Apr 16, 2025
EMA-EORTC workshop emphasises the important role of patient-reported outcomes (PROs) in the assessment of cancer drugs
The results of the workshop have just been published in an article in The Lancet Oncology.
Patient-reported outcomes (PROs) such as symptoms or health-related quality of life are important criteria for the assessment of cancer drugs. To be used meaningfully, PROs must be planned, recorded, analysed and reported in an adequate manner, just like all other outcomes. “From an HTA perspective, the instruments used for the recording of PROs must permit a fair comparison between a new drug and the standard of care,“ says Beate Wieseler, Head of IQWiG's Drug Assessment Department. This also applies across different studies and over a longer period of time so that indirect comparisons between different treatment options are possible. It is also important for Health Technology Assessments (HTAs) that PROs are recorded long enough (and also beyond disease progression, for example) to allow an adequate assessment of a treatment option’s benefit. There are a number of initiatives to improve the methodological principles for the use of PROs, in particular SISAQoL (Setting International Standards in Analyzing Patient-Reported Outcomes and Quality of Life Endpoints Data), in which IQWiG is intensively involved.

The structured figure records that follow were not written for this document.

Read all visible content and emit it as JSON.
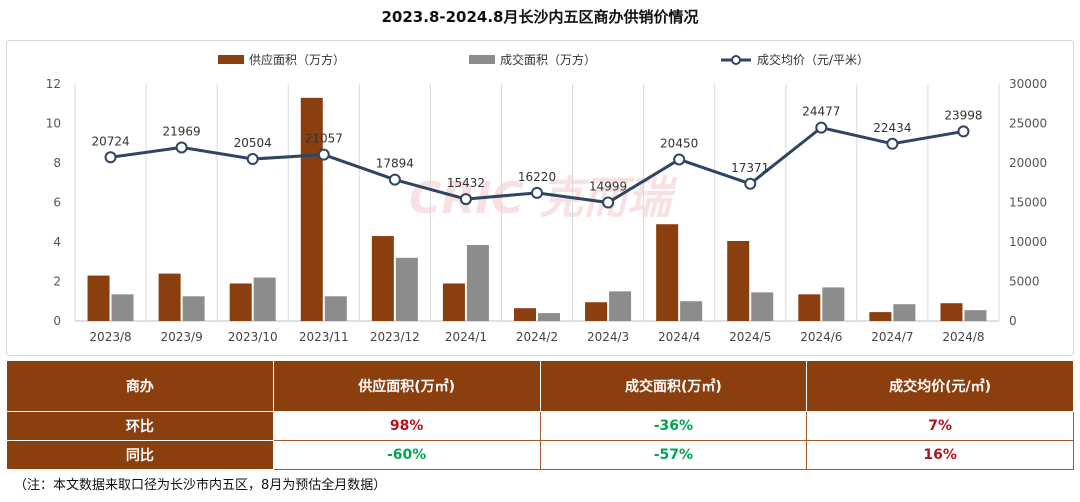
{
  "title": "2023.8-2024.8月长沙内五区商办供销价情况",
  "watermark": "CRIC 克而瑞",
  "chart_data": {
    "type": "bar+line",
    "categories": [
      "2023/8",
      "2023/9",
      "2023/10",
      "2023/11",
      "2023/12",
      "2024/1",
      "2024/2",
      "2024/3",
      "2024/4",
      "2024/5",
      "2024/6",
      "2024/7",
      "2024/8"
    ],
    "series": [
      {
        "name": "供应面积（万方）",
        "type": "bar",
        "axis": "left",
        "color": "#8b3f0f",
        "values": [
          2.3,
          2.4,
          1.9,
          11.3,
          4.3,
          1.9,
          0.65,
          0.95,
          4.9,
          4.05,
          1.35,
          0.45,
          0.9
        ]
      },
      {
        "name": "成交面积（万方）",
        "type": "bar",
        "axis": "left",
        "color": "#8c8c8c",
        "values": [
          1.35,
          1.25,
          2.2,
          1.25,
          3.2,
          3.85,
          0.4,
          1.5,
          1.0,
          1.45,
          1.7,
          0.85,
          0.55
        ]
      },
      {
        "name": "成交均价（元/平米）",
        "type": "line",
        "axis": "right",
        "color": "#2e4563",
        "values": [
          20724,
          21969,
          20504,
          21057,
          17894,
          15432,
          16220,
          14999,
          20450,
          17371,
          24477,
          22434,
          23998
        ]
      }
    ],
    "ylim_left": [
      0,
      12
    ],
    "yticks_left": [
      "0",
      "2",
      "4",
      "6",
      "8",
      "10",
      "12"
    ],
    "ylim_right": [
      0,
      30000
    ],
    "yticks_right": [
      "0",
      "5000",
      "10000",
      "15000",
      "20000",
      "25000",
      "30000"
    ],
    "grid": true,
    "legend": "top"
  },
  "table": {
    "headers": [
      "商办",
      "供应面积(万㎡)",
      "成交面积(万㎡)",
      "成交均价(元/㎡)"
    ],
    "rows": [
      {
        "label": "环比",
        "values": [
          "98%",
          "-36%",
          "7%"
        ]
      },
      {
        "label": "同比",
        "values": [
          "-60%",
          "-57%",
          "16%"
        ]
      }
    ]
  },
  "note": "（注：本文数据来取口径为长沙市内五区，8月为预估全月数据）",
  "colors": {
    "supply": "#8b3f0f",
    "deal": "#8c8c8c",
    "price": "#2e4563",
    "positive": "#b4131c",
    "negative": "#00a651"
  }
}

From IQWiG's point of view, these are the key results of a joint workshop of the European Medicines Agency (EMA) and the European Organisation for Research and Treatment of Cancer (EORTC), in which specialist groups, patients, regulatory authorities, HTA organizations (including IQWiG) and industry took part. The results of the workshop have just been published in an article in The Lancet Oncology.